Why five ../ sequences? The web application likely lives a few directories deep (e.g., /var/www/html/). Each ../ moves one level up. Using five or more ensures we reliably reach the filesystem root regardless of the exact depth. Once you've passed the root, additional ../ sequences are simply ignored by the OS.

Reading the Flag

The room description states the flag is located at the root of the filesystem. On Linux that means the path is simply /flag.txt.

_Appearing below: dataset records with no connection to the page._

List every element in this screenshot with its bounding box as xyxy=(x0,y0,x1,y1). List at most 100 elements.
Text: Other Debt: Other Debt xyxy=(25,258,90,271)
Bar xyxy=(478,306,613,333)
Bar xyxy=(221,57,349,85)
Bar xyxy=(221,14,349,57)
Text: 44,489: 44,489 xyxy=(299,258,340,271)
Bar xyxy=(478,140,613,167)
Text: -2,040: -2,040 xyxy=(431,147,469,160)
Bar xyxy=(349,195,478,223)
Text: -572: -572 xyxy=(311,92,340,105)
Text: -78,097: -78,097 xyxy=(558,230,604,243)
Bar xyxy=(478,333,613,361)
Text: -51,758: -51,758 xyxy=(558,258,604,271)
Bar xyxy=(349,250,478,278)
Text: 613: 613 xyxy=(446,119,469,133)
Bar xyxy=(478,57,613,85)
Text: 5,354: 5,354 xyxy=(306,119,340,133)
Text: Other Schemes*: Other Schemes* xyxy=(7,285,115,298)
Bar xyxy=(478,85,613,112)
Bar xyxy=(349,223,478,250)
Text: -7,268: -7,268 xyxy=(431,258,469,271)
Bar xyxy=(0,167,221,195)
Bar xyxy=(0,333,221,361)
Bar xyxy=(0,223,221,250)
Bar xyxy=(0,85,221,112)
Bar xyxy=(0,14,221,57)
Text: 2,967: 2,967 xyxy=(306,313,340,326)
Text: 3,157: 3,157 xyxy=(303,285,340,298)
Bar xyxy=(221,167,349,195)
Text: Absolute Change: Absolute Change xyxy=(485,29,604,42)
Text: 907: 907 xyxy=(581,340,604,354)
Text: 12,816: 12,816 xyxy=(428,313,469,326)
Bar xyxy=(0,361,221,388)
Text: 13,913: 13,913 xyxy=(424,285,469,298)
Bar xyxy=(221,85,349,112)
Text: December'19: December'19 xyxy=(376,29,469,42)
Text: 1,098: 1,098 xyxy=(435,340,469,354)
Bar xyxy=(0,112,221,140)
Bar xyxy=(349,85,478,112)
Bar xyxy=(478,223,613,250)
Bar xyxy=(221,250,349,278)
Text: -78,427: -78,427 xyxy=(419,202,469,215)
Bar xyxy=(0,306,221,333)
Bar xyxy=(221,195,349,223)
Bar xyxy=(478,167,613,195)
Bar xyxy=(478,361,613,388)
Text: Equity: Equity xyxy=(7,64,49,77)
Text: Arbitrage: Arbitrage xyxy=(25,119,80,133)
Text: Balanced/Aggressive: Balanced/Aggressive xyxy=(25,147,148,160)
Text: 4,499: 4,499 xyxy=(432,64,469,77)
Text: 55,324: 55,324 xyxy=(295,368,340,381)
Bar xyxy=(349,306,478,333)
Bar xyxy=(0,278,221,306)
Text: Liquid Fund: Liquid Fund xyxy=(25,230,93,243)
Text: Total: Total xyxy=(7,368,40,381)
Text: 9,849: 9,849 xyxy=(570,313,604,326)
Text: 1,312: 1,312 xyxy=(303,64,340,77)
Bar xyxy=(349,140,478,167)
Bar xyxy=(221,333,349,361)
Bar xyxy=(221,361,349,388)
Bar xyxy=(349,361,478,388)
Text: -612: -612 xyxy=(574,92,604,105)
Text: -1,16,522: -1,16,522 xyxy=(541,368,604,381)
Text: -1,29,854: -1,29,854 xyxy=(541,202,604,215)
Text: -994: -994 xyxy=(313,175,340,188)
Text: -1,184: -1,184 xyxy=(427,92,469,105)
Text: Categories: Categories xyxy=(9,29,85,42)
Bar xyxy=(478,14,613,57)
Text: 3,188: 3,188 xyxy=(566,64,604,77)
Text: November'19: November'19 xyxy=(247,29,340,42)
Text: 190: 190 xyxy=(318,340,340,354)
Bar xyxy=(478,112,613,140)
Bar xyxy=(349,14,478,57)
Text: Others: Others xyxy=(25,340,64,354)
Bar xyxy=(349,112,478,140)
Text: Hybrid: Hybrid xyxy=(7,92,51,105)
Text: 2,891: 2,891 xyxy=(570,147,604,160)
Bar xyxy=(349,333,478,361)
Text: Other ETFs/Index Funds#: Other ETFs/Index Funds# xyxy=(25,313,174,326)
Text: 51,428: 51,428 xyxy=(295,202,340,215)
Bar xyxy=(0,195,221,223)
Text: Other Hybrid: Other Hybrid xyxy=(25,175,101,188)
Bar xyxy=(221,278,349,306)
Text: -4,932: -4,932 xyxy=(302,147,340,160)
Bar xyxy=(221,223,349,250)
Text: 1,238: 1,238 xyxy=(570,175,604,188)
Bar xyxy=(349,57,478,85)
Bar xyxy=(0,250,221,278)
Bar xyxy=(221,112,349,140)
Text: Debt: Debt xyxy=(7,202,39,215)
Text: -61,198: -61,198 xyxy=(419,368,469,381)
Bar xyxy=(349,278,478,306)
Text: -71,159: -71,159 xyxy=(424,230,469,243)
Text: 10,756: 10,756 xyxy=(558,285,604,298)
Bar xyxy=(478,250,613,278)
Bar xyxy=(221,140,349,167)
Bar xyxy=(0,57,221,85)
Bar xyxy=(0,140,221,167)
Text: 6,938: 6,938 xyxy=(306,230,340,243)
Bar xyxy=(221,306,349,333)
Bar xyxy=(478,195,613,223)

Crafting the payload:

http://10.49.143.45/?page=../../../../../flag.txt

The server responds with the flag rendered directly on the page:

flag{FIND_IT_BY_YOURSELF_LOL}

Step 3 — Why Does This Work?

The vulnerable PHP code likely looks something like this on the backend:

<?php

$page = $_GET['page'];

include($page);

?>

The application takes the value of ?page= directly from the URL and passes it to PHP's include() function. There is no validation, no whitelist of allowed filenames, and no sanitization of ../ sequences. The web server process (running as www-data) has read access to /flag.txt, so the file is served back to us in the response.

Key Takeaways

• Never trust user input — always validate and sanitize parameters used in file operations.

• The ?page= pattern is an immediate red flag — always check for LFI when you see it.

• Viewing page source can reveal the vulnerability structure instantly, without any tools.

• LFI + Path Traversal is a beginner technique but remains a real-world threat vector.

• Defense requires whitelisting, not just blacklisting — filtering ../ alone is often bypassable.